On the run (finance) explained

In finance, an on the run security or contract is the most recently issued, and hence most liquid, of a periodically issued security. On the run, securities are generally more liquid and trade at a premium to other securities. Other, older issues are referred to as off the run securities, and trade at a discount to on the run securities.

Examples

United States Treasury securities have periodic auctions; the treasury of a given tenor, say 30 years, which has most recently been auctioned is the on-the-run security, while all older treasuries of that tenor are off-the-run.

For credit default swaps, the 5-year contract sold at the most recent IMM date is the on-the-run security; it thus has remaining maturity of between 4 years, 9 months and 5 years.

A number of indices only hold on-the-run contracts, to ease trading.

Trades

When a new security is issued, becoming the new on-the-run security, buying the new contract and selling the old one is called rolling the contract.
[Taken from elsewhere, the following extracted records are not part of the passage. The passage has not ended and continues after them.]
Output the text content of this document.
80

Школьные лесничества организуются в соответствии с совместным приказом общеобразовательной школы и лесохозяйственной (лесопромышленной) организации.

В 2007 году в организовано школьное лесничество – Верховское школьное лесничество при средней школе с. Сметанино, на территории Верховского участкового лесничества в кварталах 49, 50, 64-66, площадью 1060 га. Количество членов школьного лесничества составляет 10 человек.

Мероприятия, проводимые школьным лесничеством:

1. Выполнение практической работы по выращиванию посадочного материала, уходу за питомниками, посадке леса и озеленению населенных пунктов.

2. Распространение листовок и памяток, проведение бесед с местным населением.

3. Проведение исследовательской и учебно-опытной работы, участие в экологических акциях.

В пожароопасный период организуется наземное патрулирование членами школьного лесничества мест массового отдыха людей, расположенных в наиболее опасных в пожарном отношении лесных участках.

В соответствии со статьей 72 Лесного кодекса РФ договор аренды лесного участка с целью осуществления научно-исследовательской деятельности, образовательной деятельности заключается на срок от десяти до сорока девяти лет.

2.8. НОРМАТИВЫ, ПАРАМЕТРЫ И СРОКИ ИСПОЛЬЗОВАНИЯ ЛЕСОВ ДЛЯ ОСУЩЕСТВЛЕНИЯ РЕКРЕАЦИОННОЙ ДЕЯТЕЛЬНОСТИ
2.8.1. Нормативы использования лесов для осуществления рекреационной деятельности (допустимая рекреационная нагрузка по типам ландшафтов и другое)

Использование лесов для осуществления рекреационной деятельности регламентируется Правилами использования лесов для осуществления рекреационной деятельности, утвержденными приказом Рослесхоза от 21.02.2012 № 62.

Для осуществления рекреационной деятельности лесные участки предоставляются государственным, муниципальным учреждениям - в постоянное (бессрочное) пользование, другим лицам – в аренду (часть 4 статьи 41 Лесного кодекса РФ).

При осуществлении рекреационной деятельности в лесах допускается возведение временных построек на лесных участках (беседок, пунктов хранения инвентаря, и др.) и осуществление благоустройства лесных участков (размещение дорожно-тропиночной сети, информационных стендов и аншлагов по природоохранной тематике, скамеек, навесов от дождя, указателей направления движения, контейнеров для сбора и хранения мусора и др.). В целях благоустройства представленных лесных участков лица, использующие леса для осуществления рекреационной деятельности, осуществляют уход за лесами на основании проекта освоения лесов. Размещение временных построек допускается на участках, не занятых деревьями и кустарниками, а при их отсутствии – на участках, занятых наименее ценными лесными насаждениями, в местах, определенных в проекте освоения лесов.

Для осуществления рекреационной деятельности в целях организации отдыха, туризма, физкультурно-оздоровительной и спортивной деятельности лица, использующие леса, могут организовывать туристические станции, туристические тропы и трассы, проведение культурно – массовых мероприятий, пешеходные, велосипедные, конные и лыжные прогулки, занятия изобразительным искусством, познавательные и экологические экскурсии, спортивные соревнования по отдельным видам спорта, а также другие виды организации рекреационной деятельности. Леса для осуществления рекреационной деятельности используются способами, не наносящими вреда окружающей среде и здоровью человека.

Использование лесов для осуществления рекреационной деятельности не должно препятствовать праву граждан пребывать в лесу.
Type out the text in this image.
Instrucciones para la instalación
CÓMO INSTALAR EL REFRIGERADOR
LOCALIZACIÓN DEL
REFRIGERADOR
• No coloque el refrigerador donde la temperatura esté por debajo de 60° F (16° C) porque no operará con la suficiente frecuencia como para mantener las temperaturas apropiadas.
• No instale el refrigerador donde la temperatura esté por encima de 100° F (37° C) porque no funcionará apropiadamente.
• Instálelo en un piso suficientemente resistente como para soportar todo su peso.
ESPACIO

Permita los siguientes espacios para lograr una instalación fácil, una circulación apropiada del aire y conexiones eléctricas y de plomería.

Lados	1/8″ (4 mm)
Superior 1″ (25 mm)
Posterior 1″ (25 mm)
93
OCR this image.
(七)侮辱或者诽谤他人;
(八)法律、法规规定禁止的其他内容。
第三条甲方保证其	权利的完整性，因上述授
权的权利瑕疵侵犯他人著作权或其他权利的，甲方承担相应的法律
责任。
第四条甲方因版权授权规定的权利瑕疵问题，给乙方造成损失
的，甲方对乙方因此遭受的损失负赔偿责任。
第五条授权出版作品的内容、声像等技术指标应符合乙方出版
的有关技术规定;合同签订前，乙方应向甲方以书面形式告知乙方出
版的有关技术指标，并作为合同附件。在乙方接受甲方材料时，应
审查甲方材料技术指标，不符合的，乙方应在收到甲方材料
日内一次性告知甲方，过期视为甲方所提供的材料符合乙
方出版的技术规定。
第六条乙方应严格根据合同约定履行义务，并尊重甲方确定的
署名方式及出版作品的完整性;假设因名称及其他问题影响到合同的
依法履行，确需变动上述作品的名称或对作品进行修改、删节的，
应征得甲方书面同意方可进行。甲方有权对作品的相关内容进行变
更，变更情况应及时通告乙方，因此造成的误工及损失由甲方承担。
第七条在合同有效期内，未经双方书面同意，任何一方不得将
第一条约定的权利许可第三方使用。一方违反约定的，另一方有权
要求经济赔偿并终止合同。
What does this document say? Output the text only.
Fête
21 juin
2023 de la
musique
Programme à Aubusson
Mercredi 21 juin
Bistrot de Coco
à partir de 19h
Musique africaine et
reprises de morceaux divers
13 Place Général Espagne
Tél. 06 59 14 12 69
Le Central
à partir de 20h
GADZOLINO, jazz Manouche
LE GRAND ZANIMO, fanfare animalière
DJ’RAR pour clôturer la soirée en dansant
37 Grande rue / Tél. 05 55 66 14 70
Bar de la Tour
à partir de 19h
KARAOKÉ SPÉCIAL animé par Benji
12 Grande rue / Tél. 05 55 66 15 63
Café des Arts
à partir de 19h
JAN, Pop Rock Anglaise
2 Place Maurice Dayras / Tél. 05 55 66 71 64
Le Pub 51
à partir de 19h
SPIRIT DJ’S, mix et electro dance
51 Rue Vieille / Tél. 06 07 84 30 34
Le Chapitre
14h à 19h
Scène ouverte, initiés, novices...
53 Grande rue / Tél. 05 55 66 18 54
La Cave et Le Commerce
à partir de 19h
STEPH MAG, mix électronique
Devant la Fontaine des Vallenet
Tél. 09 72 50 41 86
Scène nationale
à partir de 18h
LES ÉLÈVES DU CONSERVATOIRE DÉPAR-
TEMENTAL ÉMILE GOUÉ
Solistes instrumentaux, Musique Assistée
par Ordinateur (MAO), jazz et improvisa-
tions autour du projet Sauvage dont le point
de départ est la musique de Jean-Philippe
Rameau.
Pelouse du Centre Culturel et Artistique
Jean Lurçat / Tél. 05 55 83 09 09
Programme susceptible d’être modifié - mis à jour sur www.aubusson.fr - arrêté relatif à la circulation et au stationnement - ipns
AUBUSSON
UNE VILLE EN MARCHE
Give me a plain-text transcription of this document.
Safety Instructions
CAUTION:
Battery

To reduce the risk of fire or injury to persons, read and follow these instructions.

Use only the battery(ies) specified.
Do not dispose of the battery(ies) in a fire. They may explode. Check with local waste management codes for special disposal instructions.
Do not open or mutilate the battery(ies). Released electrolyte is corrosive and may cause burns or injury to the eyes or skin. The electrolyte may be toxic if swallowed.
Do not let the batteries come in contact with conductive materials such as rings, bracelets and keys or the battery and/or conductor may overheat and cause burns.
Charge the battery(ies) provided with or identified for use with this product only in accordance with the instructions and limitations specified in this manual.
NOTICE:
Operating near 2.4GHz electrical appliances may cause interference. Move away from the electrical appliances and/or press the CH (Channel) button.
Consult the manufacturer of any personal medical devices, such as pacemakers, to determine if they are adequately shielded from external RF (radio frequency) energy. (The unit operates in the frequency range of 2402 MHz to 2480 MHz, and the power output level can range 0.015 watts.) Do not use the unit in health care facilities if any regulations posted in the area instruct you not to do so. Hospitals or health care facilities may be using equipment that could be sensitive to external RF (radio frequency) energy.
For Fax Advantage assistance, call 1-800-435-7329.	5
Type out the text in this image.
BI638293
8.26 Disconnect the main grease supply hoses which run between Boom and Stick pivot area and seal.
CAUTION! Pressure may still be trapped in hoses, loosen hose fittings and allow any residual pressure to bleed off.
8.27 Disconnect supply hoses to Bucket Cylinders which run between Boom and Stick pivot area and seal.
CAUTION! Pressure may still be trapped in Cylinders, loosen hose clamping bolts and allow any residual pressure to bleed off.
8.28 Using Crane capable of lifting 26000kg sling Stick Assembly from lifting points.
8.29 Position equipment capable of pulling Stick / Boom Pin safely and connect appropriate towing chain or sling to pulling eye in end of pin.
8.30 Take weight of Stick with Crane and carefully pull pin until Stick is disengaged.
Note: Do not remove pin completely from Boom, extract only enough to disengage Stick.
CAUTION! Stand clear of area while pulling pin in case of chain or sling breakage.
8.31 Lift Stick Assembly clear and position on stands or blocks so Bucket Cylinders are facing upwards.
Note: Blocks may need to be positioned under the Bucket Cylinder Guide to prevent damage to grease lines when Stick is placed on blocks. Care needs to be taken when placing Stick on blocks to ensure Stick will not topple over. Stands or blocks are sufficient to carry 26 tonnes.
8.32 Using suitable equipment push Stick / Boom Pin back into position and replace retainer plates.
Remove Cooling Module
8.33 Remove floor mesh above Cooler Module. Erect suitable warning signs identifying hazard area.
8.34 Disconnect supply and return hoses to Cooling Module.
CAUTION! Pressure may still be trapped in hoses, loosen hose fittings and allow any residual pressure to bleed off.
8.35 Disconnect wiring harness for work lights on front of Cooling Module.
A convergence trade involves the difference in price between the on-the-run and the most recent off-the-run instrument: for long tenors, these are virtually the same instrument, and in any event, an on-the-run instrument becomes off-the-run upon the issue of a newer instrument. Thus, if the basis (difference in price) between an on-the-run and most recent off-the-run instrument becomes large, one may buy the off-the-run and sell the on-the-run in anticipation of the basis shrinking. This trade, for 30-year treasuries, is notable for having been practiced by Long-Term Capital Management.